Beauty that doesn't need to be analyzed
I am a long-term fan of the Studio Ghibli animation films. So of course when i learned that they made a new one, i was instantly interested. The expectations were sort of mixed since it was the first film after Hayao Miyazaki's retirement, and nobody could really tell what Studio Ghibli can come up with now.

But when you actually start watching The Tale of The Princess Kaguya, all these politics and worries immediately dissipate. This film is SO visually different from what Hayao Miyazaki made, yet there's the same delicate touch and emotionality flowing from every second of it. It is like the paintings came to life to tell us a story. The story beautiful as life itself. In a way, it can be viewed as a parable about life, nature and humanity's futile attempts to ensnare it for its own vain entertainment.

But, honestly, no analysis does The Tale of The Princess Kaguya any good. Some things are better if left as they are, for us to simply contemplate their beauty without trying to touch it or make it our own. And this is exactly the reason why it's pointless to dissect this movie into details and describe them here. Simply watch it, and you will be spiritually rewarded.
Blows all other "princess" movies out of the water
I was excited to see Kaguya-hime during a trip to Japan, on its release date in 2013, with only beginner-level Japanese. The visual story is told so masterfully that I didn't feel that I gained much more insight after re-watching with subtitles.

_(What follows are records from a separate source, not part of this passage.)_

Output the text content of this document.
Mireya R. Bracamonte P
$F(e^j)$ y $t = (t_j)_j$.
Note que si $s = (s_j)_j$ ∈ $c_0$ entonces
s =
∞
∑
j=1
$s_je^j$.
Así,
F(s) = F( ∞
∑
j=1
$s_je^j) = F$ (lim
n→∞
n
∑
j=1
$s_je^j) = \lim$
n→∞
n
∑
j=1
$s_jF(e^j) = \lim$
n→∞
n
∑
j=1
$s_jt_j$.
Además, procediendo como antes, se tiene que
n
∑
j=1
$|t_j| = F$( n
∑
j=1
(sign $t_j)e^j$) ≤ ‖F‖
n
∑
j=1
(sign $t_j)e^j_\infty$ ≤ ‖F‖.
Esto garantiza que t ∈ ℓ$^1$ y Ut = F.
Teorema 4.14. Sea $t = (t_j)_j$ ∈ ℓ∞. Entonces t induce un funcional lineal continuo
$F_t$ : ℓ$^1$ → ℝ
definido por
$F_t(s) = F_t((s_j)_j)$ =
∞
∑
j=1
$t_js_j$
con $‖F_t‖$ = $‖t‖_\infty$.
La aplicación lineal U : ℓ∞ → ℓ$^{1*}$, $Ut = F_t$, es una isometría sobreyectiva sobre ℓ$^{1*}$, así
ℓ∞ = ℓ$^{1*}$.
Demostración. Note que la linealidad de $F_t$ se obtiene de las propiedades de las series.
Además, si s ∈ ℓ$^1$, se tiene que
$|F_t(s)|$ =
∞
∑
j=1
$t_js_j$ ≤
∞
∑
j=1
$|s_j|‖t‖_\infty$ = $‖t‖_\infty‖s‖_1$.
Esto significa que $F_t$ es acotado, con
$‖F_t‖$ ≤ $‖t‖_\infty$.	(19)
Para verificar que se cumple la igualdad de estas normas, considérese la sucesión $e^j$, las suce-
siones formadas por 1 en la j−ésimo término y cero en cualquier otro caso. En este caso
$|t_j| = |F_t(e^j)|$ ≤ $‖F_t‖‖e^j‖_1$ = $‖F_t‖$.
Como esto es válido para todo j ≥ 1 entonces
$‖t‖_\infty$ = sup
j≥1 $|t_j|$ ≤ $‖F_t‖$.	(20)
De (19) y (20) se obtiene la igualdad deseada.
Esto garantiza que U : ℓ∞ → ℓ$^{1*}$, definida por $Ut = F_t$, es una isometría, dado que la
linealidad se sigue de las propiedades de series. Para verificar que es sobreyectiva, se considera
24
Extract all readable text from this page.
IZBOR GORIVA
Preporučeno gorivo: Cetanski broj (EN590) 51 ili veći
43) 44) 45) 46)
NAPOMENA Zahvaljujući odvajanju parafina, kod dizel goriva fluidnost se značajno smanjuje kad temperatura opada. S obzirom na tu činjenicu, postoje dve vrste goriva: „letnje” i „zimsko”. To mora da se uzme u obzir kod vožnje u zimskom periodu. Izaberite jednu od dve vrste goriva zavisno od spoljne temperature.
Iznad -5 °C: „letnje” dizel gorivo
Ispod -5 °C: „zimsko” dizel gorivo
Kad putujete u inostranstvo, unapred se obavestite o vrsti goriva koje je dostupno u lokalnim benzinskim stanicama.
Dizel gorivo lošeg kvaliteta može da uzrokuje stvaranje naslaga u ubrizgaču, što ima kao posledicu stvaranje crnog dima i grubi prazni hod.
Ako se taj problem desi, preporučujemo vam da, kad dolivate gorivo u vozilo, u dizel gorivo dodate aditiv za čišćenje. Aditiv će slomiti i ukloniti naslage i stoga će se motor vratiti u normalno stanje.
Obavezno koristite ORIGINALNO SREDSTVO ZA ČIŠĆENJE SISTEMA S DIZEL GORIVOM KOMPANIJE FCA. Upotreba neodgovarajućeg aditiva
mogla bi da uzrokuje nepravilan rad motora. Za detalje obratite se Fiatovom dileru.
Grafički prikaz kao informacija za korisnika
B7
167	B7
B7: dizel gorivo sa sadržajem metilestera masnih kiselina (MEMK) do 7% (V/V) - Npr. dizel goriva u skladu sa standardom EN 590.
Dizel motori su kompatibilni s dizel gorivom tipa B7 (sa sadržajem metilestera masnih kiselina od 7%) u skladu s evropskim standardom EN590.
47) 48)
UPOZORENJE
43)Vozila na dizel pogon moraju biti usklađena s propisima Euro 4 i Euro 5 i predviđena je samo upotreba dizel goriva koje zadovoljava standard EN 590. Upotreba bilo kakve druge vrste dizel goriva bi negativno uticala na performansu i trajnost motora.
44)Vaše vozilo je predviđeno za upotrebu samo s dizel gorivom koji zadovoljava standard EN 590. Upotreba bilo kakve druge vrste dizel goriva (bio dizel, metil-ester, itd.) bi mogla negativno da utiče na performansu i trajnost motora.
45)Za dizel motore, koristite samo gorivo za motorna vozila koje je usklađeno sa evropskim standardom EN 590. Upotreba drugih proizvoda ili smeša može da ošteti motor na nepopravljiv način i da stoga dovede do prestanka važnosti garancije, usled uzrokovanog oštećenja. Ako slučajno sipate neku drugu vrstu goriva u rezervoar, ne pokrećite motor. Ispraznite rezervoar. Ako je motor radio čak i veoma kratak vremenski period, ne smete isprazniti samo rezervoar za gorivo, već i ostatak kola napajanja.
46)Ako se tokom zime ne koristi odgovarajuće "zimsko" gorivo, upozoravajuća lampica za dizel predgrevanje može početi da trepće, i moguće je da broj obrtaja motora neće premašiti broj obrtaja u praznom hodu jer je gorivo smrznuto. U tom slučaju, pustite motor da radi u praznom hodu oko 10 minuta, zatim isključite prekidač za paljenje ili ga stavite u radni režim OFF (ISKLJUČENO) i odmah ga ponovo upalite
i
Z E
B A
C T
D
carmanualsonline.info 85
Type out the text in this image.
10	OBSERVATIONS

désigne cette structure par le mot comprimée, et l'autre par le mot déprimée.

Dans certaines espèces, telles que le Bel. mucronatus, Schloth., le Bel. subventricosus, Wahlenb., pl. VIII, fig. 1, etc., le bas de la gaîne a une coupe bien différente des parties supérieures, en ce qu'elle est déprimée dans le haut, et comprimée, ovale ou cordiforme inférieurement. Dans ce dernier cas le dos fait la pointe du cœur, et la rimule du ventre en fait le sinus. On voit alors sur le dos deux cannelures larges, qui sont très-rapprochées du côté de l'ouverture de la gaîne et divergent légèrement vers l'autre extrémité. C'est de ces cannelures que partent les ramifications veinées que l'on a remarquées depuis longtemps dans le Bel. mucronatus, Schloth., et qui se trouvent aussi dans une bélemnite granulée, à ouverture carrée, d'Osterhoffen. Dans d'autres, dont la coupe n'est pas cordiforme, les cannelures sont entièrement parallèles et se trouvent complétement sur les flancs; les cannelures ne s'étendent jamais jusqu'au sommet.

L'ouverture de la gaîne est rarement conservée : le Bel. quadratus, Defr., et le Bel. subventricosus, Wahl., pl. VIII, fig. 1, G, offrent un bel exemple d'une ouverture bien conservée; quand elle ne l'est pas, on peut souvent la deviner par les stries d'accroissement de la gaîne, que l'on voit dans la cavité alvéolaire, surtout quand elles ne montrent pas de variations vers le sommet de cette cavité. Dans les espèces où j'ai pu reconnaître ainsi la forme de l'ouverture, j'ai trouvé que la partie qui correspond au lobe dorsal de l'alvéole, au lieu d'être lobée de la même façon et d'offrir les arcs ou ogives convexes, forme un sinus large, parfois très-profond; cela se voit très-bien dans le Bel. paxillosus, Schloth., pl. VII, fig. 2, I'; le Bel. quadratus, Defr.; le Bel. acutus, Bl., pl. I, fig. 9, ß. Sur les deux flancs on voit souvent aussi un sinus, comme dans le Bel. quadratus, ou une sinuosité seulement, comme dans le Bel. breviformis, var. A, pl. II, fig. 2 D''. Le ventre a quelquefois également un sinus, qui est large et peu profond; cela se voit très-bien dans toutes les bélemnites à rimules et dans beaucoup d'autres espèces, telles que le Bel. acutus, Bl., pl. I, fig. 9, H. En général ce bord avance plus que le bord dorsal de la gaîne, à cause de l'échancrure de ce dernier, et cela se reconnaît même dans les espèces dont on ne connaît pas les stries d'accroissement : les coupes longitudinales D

Length is not an issue here - Takahata takes time to complete the narrative, and for a good reason. The leisurely pace mesmerizes the viewer and allows investment in the characters. By the final moments, which unfold to an ethereal, psychedelic melody, there's not a dry eye in the house. The audience wept audibly both in Japan and U.S. screenings. Considering the similar effect of "Grave of the Fireflies", Takahata may be an even greater emotional manipulator than Spielberg, but a far less maudlin one. Although the film deals with universal themes that could easily turn into clichés (parenting, social mobility, death, etc.), in the hands of this director they invite profound contemplation.

The animated images are among Ghibli's most beautiful - they seem to be equally inspired by 12th-century Genji scrolls and modernist Rimpa-school nature paintings. One amazing scene, of Kaguya's brief "rebellion", is downright expressionistic. It's probably my favorite animation sequence of all time.